The parade started, so I wanted to go to the side and watch them walk proudly representing the Edmonton’s Fetal Alcohol Network. The coordinator asked me to walk with them and I explained that I have no experience with their program and felt that I didn’t deserve to walk amongst them yet. She brushed aside my objections and invited me to just walk. So I did, mostly because it would seem insolent and stubborn if I didn’t. During that walk, I got to learn their names and hear stories of previous parades that they participated in.

The moment I met them and they told me their names and their hobbies, my perception began to change. I watched them greet the crowd with joy and twirl their umbrellas, and it dawned on me that they are more than just people with FASD.
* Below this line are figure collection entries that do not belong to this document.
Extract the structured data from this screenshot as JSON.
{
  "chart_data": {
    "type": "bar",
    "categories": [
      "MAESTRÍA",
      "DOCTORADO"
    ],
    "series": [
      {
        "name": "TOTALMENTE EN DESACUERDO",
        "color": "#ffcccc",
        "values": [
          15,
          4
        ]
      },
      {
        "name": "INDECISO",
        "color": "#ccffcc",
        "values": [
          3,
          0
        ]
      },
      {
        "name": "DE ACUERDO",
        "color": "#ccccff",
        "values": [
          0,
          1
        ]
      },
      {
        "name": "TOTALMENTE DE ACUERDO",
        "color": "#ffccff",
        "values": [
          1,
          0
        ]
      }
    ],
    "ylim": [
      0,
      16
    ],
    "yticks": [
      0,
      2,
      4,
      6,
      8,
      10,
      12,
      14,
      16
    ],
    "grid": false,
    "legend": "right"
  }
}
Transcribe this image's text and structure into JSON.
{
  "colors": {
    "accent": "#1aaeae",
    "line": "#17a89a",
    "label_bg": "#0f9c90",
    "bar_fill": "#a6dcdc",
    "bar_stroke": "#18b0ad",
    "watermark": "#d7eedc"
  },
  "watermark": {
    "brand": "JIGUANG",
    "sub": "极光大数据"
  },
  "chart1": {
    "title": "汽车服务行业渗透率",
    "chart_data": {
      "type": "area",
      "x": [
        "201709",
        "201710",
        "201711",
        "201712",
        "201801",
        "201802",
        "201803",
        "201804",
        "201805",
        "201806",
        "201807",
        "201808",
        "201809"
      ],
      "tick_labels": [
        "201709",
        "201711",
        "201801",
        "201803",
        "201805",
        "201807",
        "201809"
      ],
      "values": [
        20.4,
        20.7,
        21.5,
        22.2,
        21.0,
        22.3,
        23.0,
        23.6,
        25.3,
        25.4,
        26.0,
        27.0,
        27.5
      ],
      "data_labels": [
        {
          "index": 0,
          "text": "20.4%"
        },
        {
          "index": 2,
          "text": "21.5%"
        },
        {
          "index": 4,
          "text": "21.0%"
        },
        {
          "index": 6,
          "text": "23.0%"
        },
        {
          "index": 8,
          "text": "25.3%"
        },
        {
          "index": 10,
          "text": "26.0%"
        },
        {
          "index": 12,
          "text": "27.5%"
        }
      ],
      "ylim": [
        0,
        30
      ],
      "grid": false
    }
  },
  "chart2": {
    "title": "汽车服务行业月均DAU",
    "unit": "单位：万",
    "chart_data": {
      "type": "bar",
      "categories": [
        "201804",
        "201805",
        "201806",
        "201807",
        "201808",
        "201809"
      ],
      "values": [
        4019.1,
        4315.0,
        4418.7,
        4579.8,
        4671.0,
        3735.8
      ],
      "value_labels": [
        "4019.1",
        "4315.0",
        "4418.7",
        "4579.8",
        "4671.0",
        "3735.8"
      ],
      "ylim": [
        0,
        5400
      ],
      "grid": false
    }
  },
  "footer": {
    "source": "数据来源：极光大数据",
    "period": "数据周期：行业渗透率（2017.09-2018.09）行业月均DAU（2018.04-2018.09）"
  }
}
Now I know that labelling is not a new concept, I have discussed it with others, inside and outside of the classroom for years. I also did not think of myself as a judgmental person. I thought that I would be aware when I label someone. I thought I wouldn’t fall into this trap, yet I did. Because it is easier than you think to read a paper, do the research and forget who you are reading about. I needed to see names, faces and colourful umbrellas to remind me that they are more than just a label.

So I want to thank all of them, from the bottom of my heart, for being so open. I want to implore you, to go beyond examining the concept of labelling and spend time with a group you never interacted with. Confront your assumptions head-on, because it’s easier than you think to neatly place everyone in a box. Sometimes you don’t even notice you do it, I didn’t.